The tutorial in the link can be followed to install ONOS.
git clone git://github.com/mininet/mininet
cd mininet
git tag # list available versions
git checkout -b 2.2.1 2.2.1 # or whatever version you wish to install
cd ..
Once you have the source tree, the command to install Mininet is:
mininet/util/install.sh
For more detailed info
sudo apt-get install libcap2-bin wireshark
Algorithms implemented as ONOS applications. You can download them from here. After downlading them you need to copy them to onos folder in order to run. There are 6 algorithms in total which are Random(onos's default forwarding app), Round Robin, Least flow, Least utilization, Laberio and Proactive. The origin of the proactive app is taken from [here](https://git.fslab.de/mmklab/ONOS_based_Load- Balancing_in_SDWMNs) and made some improvements.
Run Onos
cd onos
bazel run onos-local -- clean debug
open onos terminal to activate apps
tools/test/bin/onos localhost
You can enter the link below to your browser to open ONOS GUI localhost:8181/ui/login.html
Run mininet
sudo -i
cd mininet/mininet/examples
sudo python leaf_spine.py 2 4 127.0.0.1
or alternatively you can open your predefined topology using miniedit
./miniedit.py
Installing the ONOS Applications(Algorithms)

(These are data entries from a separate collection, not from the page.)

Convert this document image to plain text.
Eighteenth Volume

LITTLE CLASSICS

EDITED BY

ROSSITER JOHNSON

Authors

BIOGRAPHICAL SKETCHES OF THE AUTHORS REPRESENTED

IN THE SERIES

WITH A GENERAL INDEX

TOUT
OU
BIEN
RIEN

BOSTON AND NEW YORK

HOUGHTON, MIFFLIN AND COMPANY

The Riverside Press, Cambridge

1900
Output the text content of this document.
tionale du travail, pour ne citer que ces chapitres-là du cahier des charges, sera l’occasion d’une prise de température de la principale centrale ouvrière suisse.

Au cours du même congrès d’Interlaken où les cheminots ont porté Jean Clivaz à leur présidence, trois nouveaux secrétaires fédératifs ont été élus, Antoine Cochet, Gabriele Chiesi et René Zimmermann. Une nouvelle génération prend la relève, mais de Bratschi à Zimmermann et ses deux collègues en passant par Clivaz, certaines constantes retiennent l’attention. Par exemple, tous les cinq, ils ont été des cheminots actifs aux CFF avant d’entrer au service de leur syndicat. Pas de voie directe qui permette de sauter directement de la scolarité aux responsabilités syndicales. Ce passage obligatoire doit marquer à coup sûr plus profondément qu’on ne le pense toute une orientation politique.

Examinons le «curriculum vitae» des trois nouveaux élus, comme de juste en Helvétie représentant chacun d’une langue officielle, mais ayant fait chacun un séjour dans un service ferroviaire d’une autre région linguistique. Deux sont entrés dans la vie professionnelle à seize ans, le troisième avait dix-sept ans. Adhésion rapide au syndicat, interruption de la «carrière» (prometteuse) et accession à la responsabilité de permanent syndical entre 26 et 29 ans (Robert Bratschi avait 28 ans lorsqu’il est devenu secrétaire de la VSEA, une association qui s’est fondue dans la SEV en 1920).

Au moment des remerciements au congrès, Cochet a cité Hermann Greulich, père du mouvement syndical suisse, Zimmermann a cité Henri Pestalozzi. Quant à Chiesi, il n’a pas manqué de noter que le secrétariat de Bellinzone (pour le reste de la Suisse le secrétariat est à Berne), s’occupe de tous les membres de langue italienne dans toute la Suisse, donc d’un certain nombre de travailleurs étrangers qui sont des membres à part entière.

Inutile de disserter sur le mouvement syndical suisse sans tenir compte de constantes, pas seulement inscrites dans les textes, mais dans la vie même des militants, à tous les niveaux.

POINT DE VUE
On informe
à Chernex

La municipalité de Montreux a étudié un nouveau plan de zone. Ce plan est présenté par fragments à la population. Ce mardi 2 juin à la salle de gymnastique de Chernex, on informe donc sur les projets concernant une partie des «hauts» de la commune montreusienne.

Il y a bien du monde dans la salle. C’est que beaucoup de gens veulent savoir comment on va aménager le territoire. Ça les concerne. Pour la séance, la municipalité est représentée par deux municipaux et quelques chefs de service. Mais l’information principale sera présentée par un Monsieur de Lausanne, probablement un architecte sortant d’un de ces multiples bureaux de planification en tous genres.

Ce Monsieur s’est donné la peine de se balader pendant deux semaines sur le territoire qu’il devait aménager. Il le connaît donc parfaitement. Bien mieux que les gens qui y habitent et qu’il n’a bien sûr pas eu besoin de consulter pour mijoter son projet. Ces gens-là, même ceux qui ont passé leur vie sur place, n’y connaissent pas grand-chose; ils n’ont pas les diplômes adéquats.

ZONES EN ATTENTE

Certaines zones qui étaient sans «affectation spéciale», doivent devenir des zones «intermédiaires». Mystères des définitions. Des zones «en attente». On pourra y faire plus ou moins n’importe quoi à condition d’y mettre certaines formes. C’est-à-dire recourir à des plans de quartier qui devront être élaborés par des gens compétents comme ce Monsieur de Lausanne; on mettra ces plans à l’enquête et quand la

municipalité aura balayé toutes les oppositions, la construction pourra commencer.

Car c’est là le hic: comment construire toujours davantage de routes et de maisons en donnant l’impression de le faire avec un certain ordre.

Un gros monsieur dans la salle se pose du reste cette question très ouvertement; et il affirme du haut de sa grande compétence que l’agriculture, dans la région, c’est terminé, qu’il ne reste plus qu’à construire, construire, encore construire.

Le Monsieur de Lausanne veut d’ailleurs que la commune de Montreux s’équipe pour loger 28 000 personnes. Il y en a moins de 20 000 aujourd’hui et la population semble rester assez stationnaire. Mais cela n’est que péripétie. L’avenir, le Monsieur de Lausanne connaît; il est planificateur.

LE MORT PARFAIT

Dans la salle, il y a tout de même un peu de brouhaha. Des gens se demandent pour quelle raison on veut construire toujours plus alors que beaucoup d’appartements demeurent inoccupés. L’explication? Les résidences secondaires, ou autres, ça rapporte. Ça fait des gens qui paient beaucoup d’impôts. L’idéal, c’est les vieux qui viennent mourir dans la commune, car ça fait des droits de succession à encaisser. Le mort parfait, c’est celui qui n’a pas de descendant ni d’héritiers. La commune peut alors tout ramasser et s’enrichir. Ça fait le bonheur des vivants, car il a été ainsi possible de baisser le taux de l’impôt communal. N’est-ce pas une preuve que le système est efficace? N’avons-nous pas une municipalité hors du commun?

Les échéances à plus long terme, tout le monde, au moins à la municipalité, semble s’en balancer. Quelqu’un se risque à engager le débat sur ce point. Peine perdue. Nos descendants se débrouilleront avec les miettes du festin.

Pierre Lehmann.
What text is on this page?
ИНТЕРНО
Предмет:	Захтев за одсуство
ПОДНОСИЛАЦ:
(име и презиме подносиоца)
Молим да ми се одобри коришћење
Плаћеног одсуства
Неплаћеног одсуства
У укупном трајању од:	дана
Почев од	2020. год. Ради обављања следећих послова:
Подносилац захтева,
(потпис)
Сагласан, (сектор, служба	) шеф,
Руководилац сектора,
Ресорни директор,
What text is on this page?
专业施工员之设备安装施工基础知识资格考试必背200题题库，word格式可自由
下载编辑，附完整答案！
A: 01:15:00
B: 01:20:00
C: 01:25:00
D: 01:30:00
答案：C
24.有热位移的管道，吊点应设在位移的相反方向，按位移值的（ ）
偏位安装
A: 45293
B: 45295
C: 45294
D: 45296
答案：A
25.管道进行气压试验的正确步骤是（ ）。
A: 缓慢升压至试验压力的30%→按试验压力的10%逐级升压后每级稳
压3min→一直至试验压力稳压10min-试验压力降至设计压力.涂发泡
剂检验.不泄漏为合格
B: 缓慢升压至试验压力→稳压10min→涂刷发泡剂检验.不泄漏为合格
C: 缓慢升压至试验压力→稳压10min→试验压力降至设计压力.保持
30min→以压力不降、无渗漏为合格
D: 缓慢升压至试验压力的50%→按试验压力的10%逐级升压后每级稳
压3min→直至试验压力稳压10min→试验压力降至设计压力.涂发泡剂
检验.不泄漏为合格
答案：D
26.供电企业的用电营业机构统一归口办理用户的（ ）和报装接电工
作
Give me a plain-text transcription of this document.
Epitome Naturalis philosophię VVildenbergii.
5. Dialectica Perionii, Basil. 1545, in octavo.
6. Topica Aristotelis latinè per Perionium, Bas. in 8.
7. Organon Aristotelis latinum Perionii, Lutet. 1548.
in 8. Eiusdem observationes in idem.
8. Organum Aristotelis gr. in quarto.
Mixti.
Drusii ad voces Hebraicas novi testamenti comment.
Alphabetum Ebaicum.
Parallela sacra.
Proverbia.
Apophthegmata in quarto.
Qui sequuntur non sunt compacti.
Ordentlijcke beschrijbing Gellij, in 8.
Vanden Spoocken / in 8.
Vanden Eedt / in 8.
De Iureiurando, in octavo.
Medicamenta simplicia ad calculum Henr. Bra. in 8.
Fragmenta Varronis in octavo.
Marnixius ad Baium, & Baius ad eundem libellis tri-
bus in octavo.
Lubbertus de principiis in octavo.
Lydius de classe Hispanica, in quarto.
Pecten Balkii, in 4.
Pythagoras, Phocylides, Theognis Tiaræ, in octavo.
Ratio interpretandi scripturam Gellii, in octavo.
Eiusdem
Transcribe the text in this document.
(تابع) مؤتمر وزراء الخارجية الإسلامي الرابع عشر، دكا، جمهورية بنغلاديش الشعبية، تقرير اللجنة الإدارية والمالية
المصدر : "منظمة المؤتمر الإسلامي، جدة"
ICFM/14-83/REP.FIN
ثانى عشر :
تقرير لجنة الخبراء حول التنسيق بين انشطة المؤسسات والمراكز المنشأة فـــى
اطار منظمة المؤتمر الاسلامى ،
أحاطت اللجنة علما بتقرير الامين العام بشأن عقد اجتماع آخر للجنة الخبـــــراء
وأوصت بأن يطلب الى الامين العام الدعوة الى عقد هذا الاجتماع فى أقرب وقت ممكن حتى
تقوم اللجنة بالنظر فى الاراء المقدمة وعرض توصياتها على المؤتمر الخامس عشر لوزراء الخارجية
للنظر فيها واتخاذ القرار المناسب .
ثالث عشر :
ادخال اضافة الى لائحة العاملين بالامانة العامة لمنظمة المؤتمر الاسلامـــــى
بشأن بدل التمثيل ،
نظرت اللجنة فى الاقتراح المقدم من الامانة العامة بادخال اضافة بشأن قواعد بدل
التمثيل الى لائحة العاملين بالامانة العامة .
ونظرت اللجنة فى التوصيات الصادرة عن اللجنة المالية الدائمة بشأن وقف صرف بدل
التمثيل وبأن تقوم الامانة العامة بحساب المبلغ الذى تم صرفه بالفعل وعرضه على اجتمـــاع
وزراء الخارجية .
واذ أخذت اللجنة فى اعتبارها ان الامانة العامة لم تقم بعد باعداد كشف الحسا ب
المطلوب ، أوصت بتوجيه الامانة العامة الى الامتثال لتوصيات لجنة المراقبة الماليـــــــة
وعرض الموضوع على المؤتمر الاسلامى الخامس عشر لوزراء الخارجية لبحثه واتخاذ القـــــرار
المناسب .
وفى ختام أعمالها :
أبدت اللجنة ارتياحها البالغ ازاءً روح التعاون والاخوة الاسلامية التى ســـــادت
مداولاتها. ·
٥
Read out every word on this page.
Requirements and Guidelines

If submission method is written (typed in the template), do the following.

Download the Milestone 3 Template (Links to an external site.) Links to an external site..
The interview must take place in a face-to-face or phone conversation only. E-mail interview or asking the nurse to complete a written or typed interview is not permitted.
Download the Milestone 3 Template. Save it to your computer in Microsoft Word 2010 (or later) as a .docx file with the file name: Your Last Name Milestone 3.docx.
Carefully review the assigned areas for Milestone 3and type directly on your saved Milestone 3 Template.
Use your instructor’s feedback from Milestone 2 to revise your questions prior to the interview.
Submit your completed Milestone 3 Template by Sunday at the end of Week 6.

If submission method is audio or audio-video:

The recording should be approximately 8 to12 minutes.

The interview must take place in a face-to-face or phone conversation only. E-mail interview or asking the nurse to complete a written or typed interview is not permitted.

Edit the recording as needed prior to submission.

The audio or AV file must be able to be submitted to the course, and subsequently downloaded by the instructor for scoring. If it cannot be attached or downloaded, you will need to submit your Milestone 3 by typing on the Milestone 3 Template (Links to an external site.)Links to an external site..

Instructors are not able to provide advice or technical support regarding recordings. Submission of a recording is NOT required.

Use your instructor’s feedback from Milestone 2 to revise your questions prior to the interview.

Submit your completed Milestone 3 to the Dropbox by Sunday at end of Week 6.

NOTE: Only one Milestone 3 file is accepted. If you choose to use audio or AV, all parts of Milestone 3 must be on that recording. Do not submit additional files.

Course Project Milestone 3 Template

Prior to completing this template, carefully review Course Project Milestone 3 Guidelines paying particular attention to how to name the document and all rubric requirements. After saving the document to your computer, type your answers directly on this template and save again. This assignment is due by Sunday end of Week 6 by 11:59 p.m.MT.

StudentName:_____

cd onos/apps/{$installed app's folder}
mvn clean install -DskipTests
onos-app localhost install target/{$installed app's name}.oar
Activate installed app Open onos's terminal and execute the following command
app activate org.onosproject.fwd
Observing performance metrics Open terminals for hosts in mininet using the example command below
xterm h1
Then, you can run wireshark on hosts via terminals Finally, start packet transmission between hosts and retrieve performance metrics using wireshark.